The Los Angeles City Council voted overwhelmingly Tuesday to raise the city's minimum wage to $15 an hour by 2020, up from the current $9 an hour, making the city the largest in the country to set a target that has gone from almost absurdly ambitious to mainstream in the span of a few years.
The bill, which will need to clear a final vote, passed by a margin of 14-1. It comes in the wake of similar measures in Seattle and San Francisco, and as cities including New York and Washington D.C. consider raising their minimum wages to $15 as well. All of the $15 minimum wages enacted thus far will be phased in over time -- Los Angeles's would start by stepping up to $10.50 by July 1 of 2016, and give businesses and nonprofits with fewer than 25 employees an extra year to comply.
The Council's vote is another victory for a coalition composed of labor unions, immigrant groups, community activists, and newly elected council members who seven months ago pushed through a $15.37 minimum wage for workers at large hotels. That move put those hotels in the position of arguing that the higher minimum should apply to all of the city's 3.88 million people.

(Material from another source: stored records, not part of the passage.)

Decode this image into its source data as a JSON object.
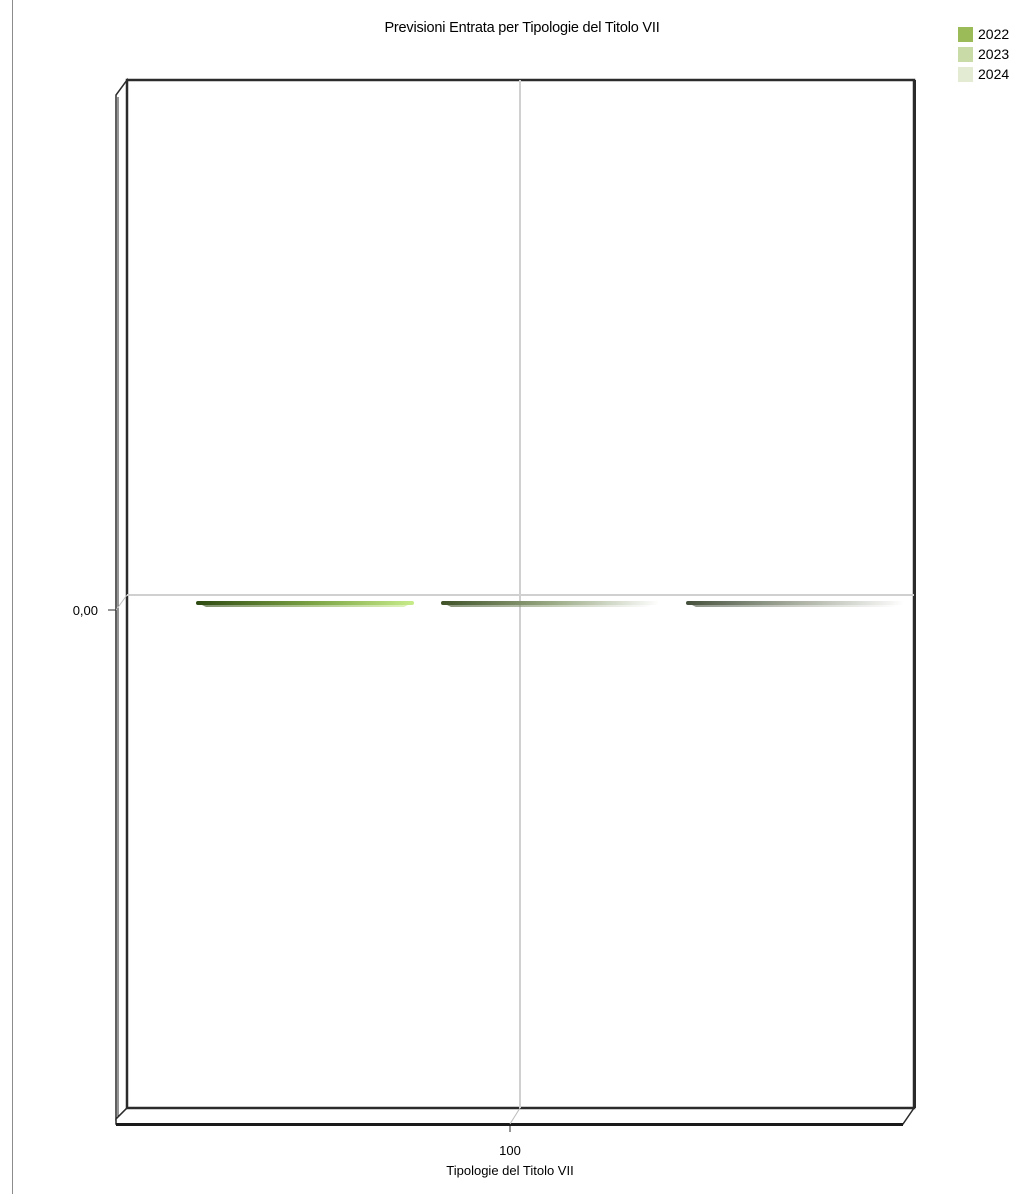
{
  "chart_data": {
    "type": "bar",
    "title": "Previsioni Entrata per Tipologie del Titolo VII",
    "xlabel": "Tipologie del Titolo VII",
    "ylabel": "",
    "categories": [
      "100"
    ],
    "y_ticks": [
      "0,00"
    ],
    "series": [
      {
        "name": "2022",
        "values": [
          0
        ],
        "color": "#9bbb59"
      },
      {
        "name": "2023",
        "values": [
          0
        ],
        "color": "#c9dba6"
      },
      {
        "name": "2024",
        "values": [
          0
        ],
        "color": "#e3ecd3"
      }
    ],
    "legend_position": "top-right",
    "grid": true,
    "style": "3d"
  }
}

Various economists have studied the effects of the higher minimum wage, disagreeing on what the impact will be.
One analysis commissioned by mayor Eric Garcetti of an earlier, similar proposal -- to boost the minimum to $15.25 by 2019 -- found that 542,000 workers would receive a raise, taking into account the ripple effects on those who already make more than that amount. The average wage would increase by 20.4 percent, said researchers from the University of California-Berkeley, with the largest increases in the food service, healthcare, retail, administrative and waste management services. The study anticipated minimal job losses, with a decrease of only 0.2 percent of the employment base by 2019 (which would likely be cancelled out by 2.5 percent annual job growth in the city). Overall verdict: The higher wage would have more positive than negative effects.

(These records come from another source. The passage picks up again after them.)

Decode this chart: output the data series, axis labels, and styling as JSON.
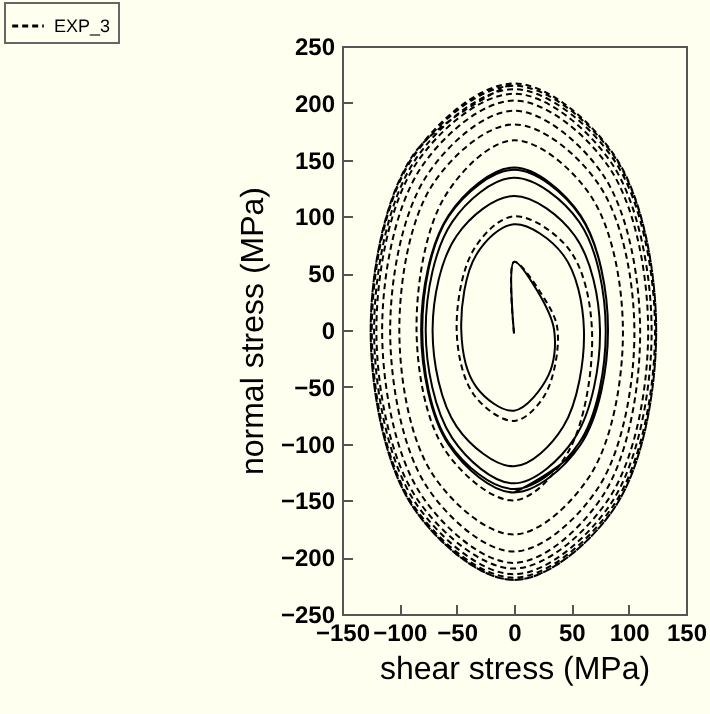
{
  "chart_data": {
    "type": "line",
    "xlabel": "shear stress  (MPa)",
    "ylabel": "normal stress  (MPa)",
    "xlim": [
      -150,
      150
    ],
    "ylim": [
      -250,
      250
    ],
    "xticks": [
      -150,
      -100,
      -50,
      0,
      50,
      100,
      150
    ],
    "yticks": [
      -250,
      -200,
      -150,
      -100,
      -50,
      0,
      50,
      100,
      150,
      200,
      250
    ],
    "grid": false,
    "legend": "top left",
    "series": [
      {
        "color": "#000000",
        "line_style": "solid",
        "x": [
          0,
          0,
          20,
          35,
          30,
          0,
          -33,
          -46,
          -33,
          0,
          43,
          61,
          43,
          0,
          -50,
          -71,
          -50,
          0,
          53,
          75,
          53,
          0,
          -54,
          -77,
          -54,
          0,
          57,
          80,
          57,
          0,
          -57,
          -80,
          -57,
          0,
          58,
          82,
          58,
          0,
          -57,
          -81,
          -57,
          0,
          58,
          82,
          58,
          0
        ],
        "values": [
          -3,
          60,
          35,
          0,
          -40,
          -71,
          -50,
          0,
          66,
          93,
          66,
          0,
          -85,
          -120,
          -85,
          0,
          83,
          118,
          83,
          0,
          -95,
          -135,
          -95,
          0,
          95,
          134,
          95,
          0,
          -99,
          -140,
          -99,
          0,
          100,
          141,
          100,
          0,
          -101,
          -143,
          -101,
          0,
          101,
          143,
          101,
          0,
          -101,
          -143
        ]
      },
      {
        "name": "EXP_3",
        "color": "#000000",
        "line_style": "dashed",
        "x": [
          0,
          0,
          25,
          38,
          27,
          0,
          -35,
          -50,
          -35,
          0,
          48,
          68,
          48,
          0,
          -60,
          -85,
          -60,
          0,
          67,
          95,
          67,
          0,
          -71,
          -100,
          -71,
          0,
          74,
          105,
          74,
          0,
          -76,
          -108,
          -76,
          0,
          78,
          110,
          78,
          0,
          -81,
          -115,
          -81,
          0,
          83,
          117,
          83,
          0,
          -85,
          -120,
          -85,
          0,
          85,
          120,
          85,
          0,
          -86,
          -122,
          -86,
          0,
          87,
          123,
          87,
          0,
          -88,
          -124,
          -88,
          0,
          88,
          124,
          88,
          0,
          -88,
          -125,
          -88,
          0,
          88,
          124,
          88,
          0,
          -88,
          -125,
          -88,
          0
        ],
        "values": [
          -3,
          60,
          30,
          0,
          -57,
          -80,
          -57,
          0,
          71,
          100,
          71,
          0,
          -106,
          -150,
          -106,
          0,
          118,
          167,
          118,
          0,
          -127,
          -180,
          -127,
          0,
          128,
          181,
          128,
          0,
          -138,
          -195,
          -138,
          0,
          136,
          193,
          136,
          0,
          -145,
          -205,
          -145,
          0,
          143,
          202,
          143,
          0,
          -148,
          -210,
          -148,
          0,
          147,
          208,
          147,
          0,
          -152,
          -215,
          -152,
          0,
          150,
          212,
          150,
          0,
          -154,
          -218,
          -154,
          0,
          152,
          215,
          152,
          0,
          -156,
          -220,
          -156,
          0,
          153,
          217,
          153,
          0,
          -156,
          -220,
          -156,
          0,
          154,
          218
        ]
      }
    ]
  }
}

Then there's the Los Angeles County Federation of Labor, which funded a study in 2013 that looked at the impact of a $15 minimum. That analysis sets the proposal against the backdrop of the city's mounting income inequality, and argues that low income workers would quickly reinvest all of the $7.6 billion extra in wages they could receive with a higher wage floor. It would also have a positive impact on public finances, adding $152 million per year to the city's coffers, the study found.
The story is a little different when you ask the Chamber of Commerce, which ordered up an analysis of a plan to raise the minimum to $13.25 an hour. The business group highlighted Los Angeles City's position within a larger metropolitan area, which allows the higher wage to benefit people who commute into the city to work while paying taxes elsewhere. Businesses might choose to locate in the suburbs to avoid pricier labor. All in all, they forecasted that even that smaller increase would kill between 70,000 and 140,000 jobs over the next five years, with one-third of the losses impacting workers under the age of 25.

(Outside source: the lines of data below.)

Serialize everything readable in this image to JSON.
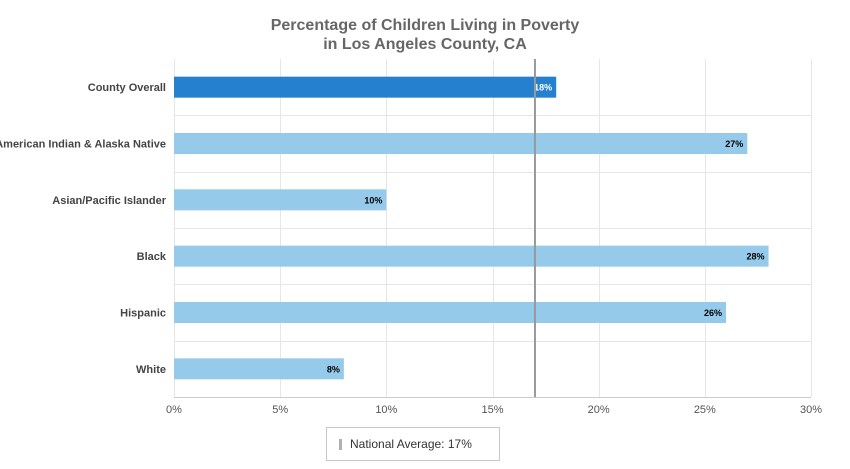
{
  "chart_data": {
    "type": "bar",
    "orientation": "horizontal",
    "title": [
      "Percentage of Children Living in Poverty",
      "in Los Angeles County, CA"
    ],
    "categories": [
      "County Overall",
      "American Indian & Alaska Native",
      "Asian/Pacific Islander",
      "Black",
      "Hispanic",
      "White"
    ],
    "values": [
      18,
      27,
      10,
      28,
      26,
      8
    ],
    "data_labels": [
      "18%",
      "27%",
      "10%",
      "28%",
      "26%",
      "8%"
    ],
    "xlim": [
      0,
      30
    ],
    "x_ticks": [
      0,
      5,
      10,
      15,
      20,
      25,
      30
    ],
    "x_tick_labels": [
      "0%",
      "5%",
      "10%",
      "15%",
      "20%",
      "25%",
      "30%"
    ],
    "grid": true,
    "reference_line": {
      "value": 17,
      "label": "National Average: 17%",
      "color": "#999999"
    },
    "colors": {
      "highlight_bar": "#2580d0",
      "bar": "#95caeb",
      "grid": "#e6e6e6"
    },
    "highlight_category": "County Overall",
    "legend_position": "bottom-center"
  }
}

Those are the fears driving Mitchell Englander, the one councilmember to vote against the new minimum wage. He's a former police officer, and is running for L.A. County supervisor in 2016.
“There is no question in my mind that better pay for workers would provide myriad benefits,” Englander said, according to CBS Los Angeles. “I am not, however, convinced that a unilateral minimum wage increase serves the intended purpose and may, worse, have unintended consequences such as job loss, reduction in working hours, or make it impossible for entire industries to do business in the City of Los Angeles.”
Employers did negotiate one major concession, avoiding a proposed requirement that they offer 12 days of paid leave as well -- although that idea might come back before the end of the year.
At the end of the day, while there are piles of evidence on how minimum wage increases impact wages and employment in cities, nobody quite knows what happens when a city goes all the way up to $15, since that's still far higher than what anybody else has tried.
But by the time Los Angeles gets there, it probably won't be alone.